Kiss My Asterisk! (And Other Stories Of The Day)

November 7, 2007 – 8:30 pm by Hickey

As everyone knows by now, former Dolphins coach Don Shula is up in arms over the possibility of the Patriots matching his ’72 team’s accomplishment of finishing the season undefeated. After all, they were caught cheating in the first half of the first game of the season, therefore nullifying everything they’ve done since then. Right?

Not so much. There are a couple of things Don needs to remember before getting his knickers in a knot.

1. The Patriots actually have to finish the season unbeaten before this discussion is even relevant. And your Dolphins still get to play them again. Where’s the faith, Don? Come on, you know Cam Cam and Cleo Lemon have something special up their sleeves for that one.

2. Shouldn’t the asterisk be placed next to the ’72 Dolphins? Let’s not forget that they only had to play 14 regular season games instead of 16. With two extra games, there’s a chance Miami would have had to play someone good. Not saying they would have lost… but, let’s face it, it’s a lot harder to pull the feat off these days.

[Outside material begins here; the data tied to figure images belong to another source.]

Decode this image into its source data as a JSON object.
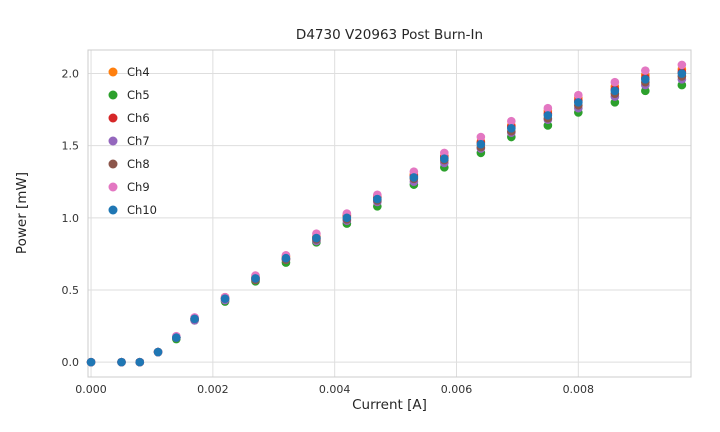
{
  "figure": {
    "title": "D4730 V20963 Post Burn-In",
    "xlabel": "Current [A]",
    "ylabel": "Power [mW]"
  },
  "chart_data": {
    "type": "scatter",
    "title": "D4730 V20963 Post Burn-In",
    "xlabel": "Current [A]",
    "ylabel": "Power [mW]",
    "grid": true,
    "legend_position": "upper left",
    "xlim": [
      -5e-05,
      0.00985
    ],
    "ylim": [
      -0.103,
      2.163
    ],
    "x_ticks": [
      0.0,
      0.002,
      0.004,
      0.006,
      0.008
    ],
    "x_tick_labels": [
      "0.000",
      "0.002",
      "0.004",
      "0.006",
      "0.008"
    ],
    "y_ticks": [
      0.0,
      0.5,
      1.0,
      1.5,
      2.0
    ],
    "y_tick_labels": [
      "0.0",
      "0.5",
      "1.0",
      "1.5",
      "2.0"
    ],
    "x": [
      0.0,
      0.0005,
      0.0008,
      0.0011,
      0.0014,
      0.0017,
      0.0022,
      0.0027,
      0.0032,
      0.0037,
      0.0042,
      0.0047,
      0.0053,
      0.0058,
      0.0064,
      0.0069,
      0.0075,
      0.008,
      0.0086,
      0.0091,
      0.0097
    ],
    "series": [
      {
        "name": "Ch4",
        "color": "#ff7f0e",
        "values": [
          0.0,
          0.0,
          0.0,
          0.07,
          0.17,
          0.3,
          0.45,
          0.59,
          0.73,
          0.87,
          1.02,
          1.15,
          1.3,
          1.43,
          1.53,
          1.64,
          1.74,
          1.83,
          1.91,
          1.99,
          2.03
        ]
      },
      {
        "name": "Ch5",
        "color": "#2ca02c",
        "values": [
          0.0,
          0.0,
          0.0,
          0.07,
          0.16,
          0.29,
          0.42,
          0.56,
          0.69,
          0.83,
          0.96,
          1.08,
          1.23,
          1.35,
          1.45,
          1.56,
          1.64,
          1.73,
          1.8,
          1.88,
          1.92
        ]
      },
      {
        "name": "Ch6",
        "color": "#d62728",
        "values": [
          0.0,
          0.0,
          0.0,
          0.07,
          0.17,
          0.3,
          0.44,
          0.58,
          0.72,
          0.86,
          1.01,
          1.14,
          1.29,
          1.42,
          1.52,
          1.63,
          1.72,
          1.81,
          1.89,
          1.97,
          2.01
        ]
      },
      {
        "name": "Ch7",
        "color": "#9467bd",
        "values": [
          0.0,
          0.0,
          0.0,
          0.07,
          0.17,
          0.29,
          0.43,
          0.57,
          0.71,
          0.84,
          0.98,
          1.11,
          1.25,
          1.38,
          1.48,
          1.59,
          1.68,
          1.76,
          1.84,
          1.92,
          1.96
        ]
      },
      {
        "name": "Ch8",
        "color": "#8c564b",
        "values": [
          0.0,
          0.0,
          0.0,
          0.07,
          0.17,
          0.3,
          0.44,
          0.57,
          0.71,
          0.85,
          0.99,
          1.12,
          1.27,
          1.4,
          1.49,
          1.6,
          1.69,
          1.78,
          1.86,
          1.94,
          1.98
        ]
      },
      {
        "name": "Ch9",
        "color": "#e377c2",
        "values": [
          0.0,
          0.0,
          0.0,
          0.07,
          0.18,
          0.31,
          0.45,
          0.6,
          0.74,
          0.89,
          1.03,
          1.16,
          1.32,
          1.45,
          1.56,
          1.67,
          1.76,
          1.85,
          1.94,
          2.02,
          2.06
        ]
      },
      {
        "name": "Ch10",
        "color": "#1f77b4",
        "values": [
          0.0,
          0.0,
          0.0,
          0.07,
          0.17,
          0.3,
          0.44,
          0.58,
          0.72,
          0.86,
          1.0,
          1.13,
          1.28,
          1.41,
          1.51,
          1.62,
          1.71,
          1.8,
          1.88,
          1.96,
          2.0
        ]
      }
    ]
  }
}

3. While I’m at it, am I the only one who is annoyed by the fact that every single NFL season someone starts off say 6-0 everyone starts wondering if they can match the ’72 Dolphins? This year I see as an exception because the Patriots actually are that good. But I think in the future, these discussions shouldn’t start happening until a team is 10-0.


The Bell Biv Devoe moment of the week comes from the sordid world of tennis. The International Tennis Federation is investigating claims that German Tommy Haas was poisoned prior to a Davis Cup semifinal match in Russia by a tainted latte macchiato. Seriously?

First off, I was unaware that anyone was that passionate about tennis — particularly the Davis Cup. Who won the last Davis Cup? And why does it seem like the Davis Cup is awarded three times a year? Also, if someone poisoned Roger Federer, would he be stopped? I kind of doubt it. (And it still wouldn’t be good enough for Sports Illustrated to decide that he’s Sportsman of the Year material.)

But in the world of tennis, I guess nothing should come as a surprise. We’ve got guys throwing matches. Former Wimbledon champs doing blow. The first dog fight can’t be too far behind.


It appears that the annual Roger Clemens whoring himself out to the highest bidder derby has come to a close. As reported by the Houston Chronicle, Clemens will now work for the Astros as a consultant, which he agreed to do once his career came to a close.

I would imagine it’s probably hard consulting and playing at the same time, so this is probably it for an ageless wonder. But then again, if the price is right, would Roger Clemen$ ever say no? I’ll believe it when I don’t see him trotting back onto the mound at $45 million per start.